Byard is one of the real difference-makers for Tennessee’s 2016 draft class. The 64th overall choice became a starter midway through his rookie season and tied for the league lead with eight interceptions in 2017, when he was named a first-team All-Pro and a Pro Bowler. He is the only one of that year’s third-round picks to be a first-team All-Pro and one of four to have been selected to the Pro Bowl. His 18 career interceptions are second among all players drafted that year and the most by a safety.
The Raiders, at No. 14, chose safety Karl Joseph, who has been a quality professional but never has been to the Pro Bowl, never has been named an All-Pro and never has intercepted more than one pass in a season. Thus, the decision to go with Byard at that spot in this revision of history.
NFL.com said, in part:
If you're going to draft a safety, you have to take Byard.

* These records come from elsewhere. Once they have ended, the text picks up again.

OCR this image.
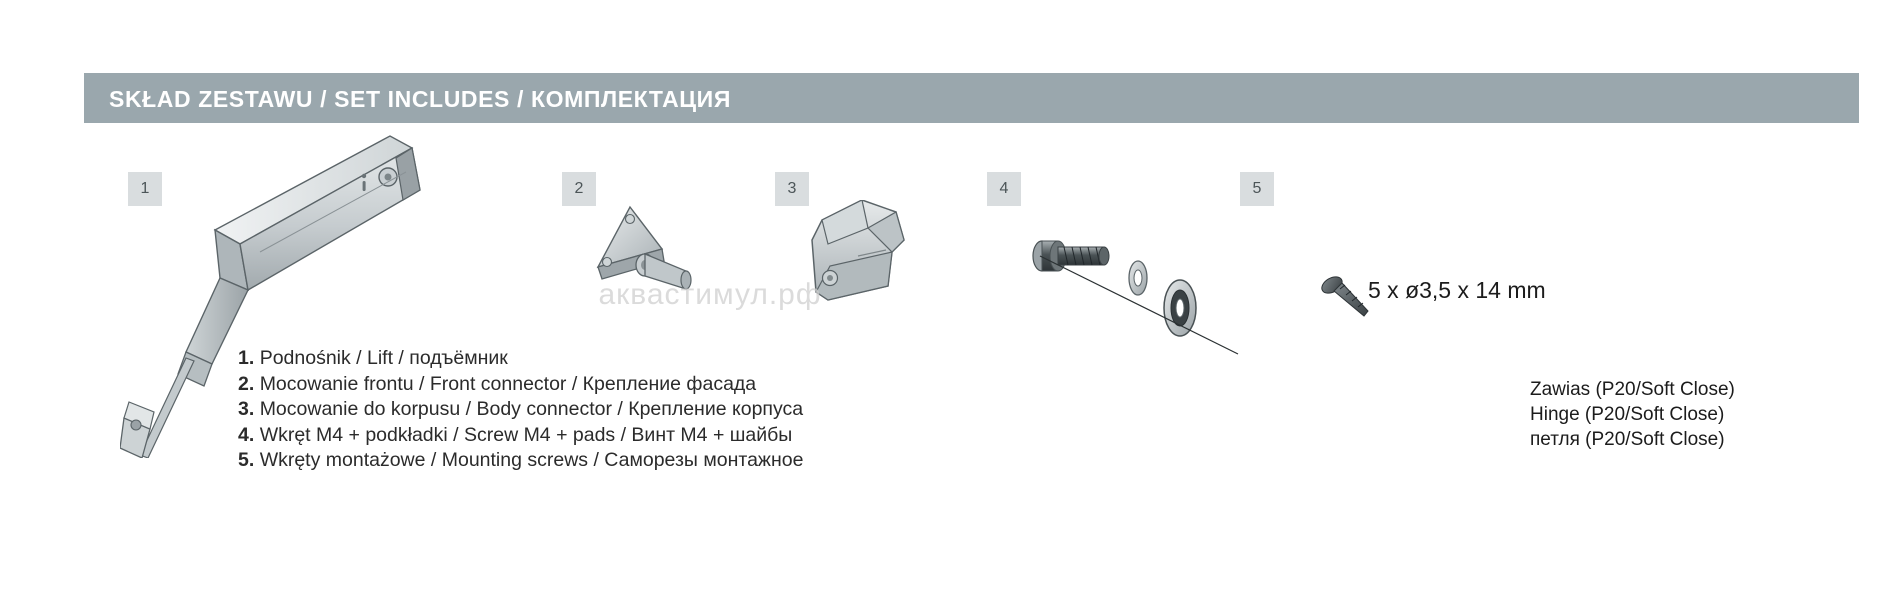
SKŁAD ZESTAWU / SET INCLUDES / КОМПЛЕКТАЦИЯ
1	2	3	4	5
аквастимул.рф
1. Podnośnik / Lift / подъёмник
2. Mocowanie frontu / Front connector / Крепление фасада
3. Mocowanie do korpusu / Body connector / Крепление корпуса
4. Wkręt M4 + podkładki / Screw M4 + pads / Винт М4 + шайбы
5. Wkręty montażowe / Mounting screws / Саморезы монтажное
5 x ø3,5 x 14 mm
Zawias (P20/Soft Close)
Hinge (P20/Soft Close)
петля (P20/Soft Close)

Next up at No. 15, Tennessee now goes with Henry over Conklin. At the time, the Titans had veteran DeMarco Murray, and many considered the 2015 Heisman Trophy winner an unnecessary selection and a redundant asset. Five years later, it is nearly impossible to imagine the Titans’ offense without Henry, who became the NFL’s eighth 2,000-yard rusher in 2020. As was the case in real life, Henry is the second running back off the board, only in this case he is a lot closer to the first, Ezekiel Elliott who went to Dallas at No. 4 in real life and in the redraft.
If you want to debate the merits of drafting a running back at this spot, please stop. Because Derrick Henry is the truth.
That leaves Conklin at No. 16 for the Lions, whose actual pick that year was Taylor Decker, another tackle. Decker has been Detroit’s starter on the left side for all 71 career games he has played, but – as was the case with Byard vs. Joseph – he has not accomplished as much as Conklin, who added a second All-Pro honor to his résumé in 2020, his first season with the Cleveland Browns.
Decker has been pretty good. Even has a touchdown reception to his name! But Conklin is a two-time All-Pro, so he's a better selection right here.
Of course, the 2016 draft also included the worst pick of Robinson’s tenure to date, although Isaiah Wilson, last year’s first-round choice, is making a strong case in that regard. Outside linebacker Kevin Dodd, the first of the three second-round selections (No. 33 overall), played just 18 games over two seasons and was a non-factor for the majority of those snaps.
However, defensive lineman Austin Johnson, taken in the second round between Dodd and Henry, wide receiver Tajaé Sharpe (fifth round) and cornerback LeShaun Sims (sixth round) all were useful role players for four years who got opportunities elsewhere as free agents in 2020. They helped make the 2016 Draft a formative one for the Titans, and one that looks better now than it did at the time.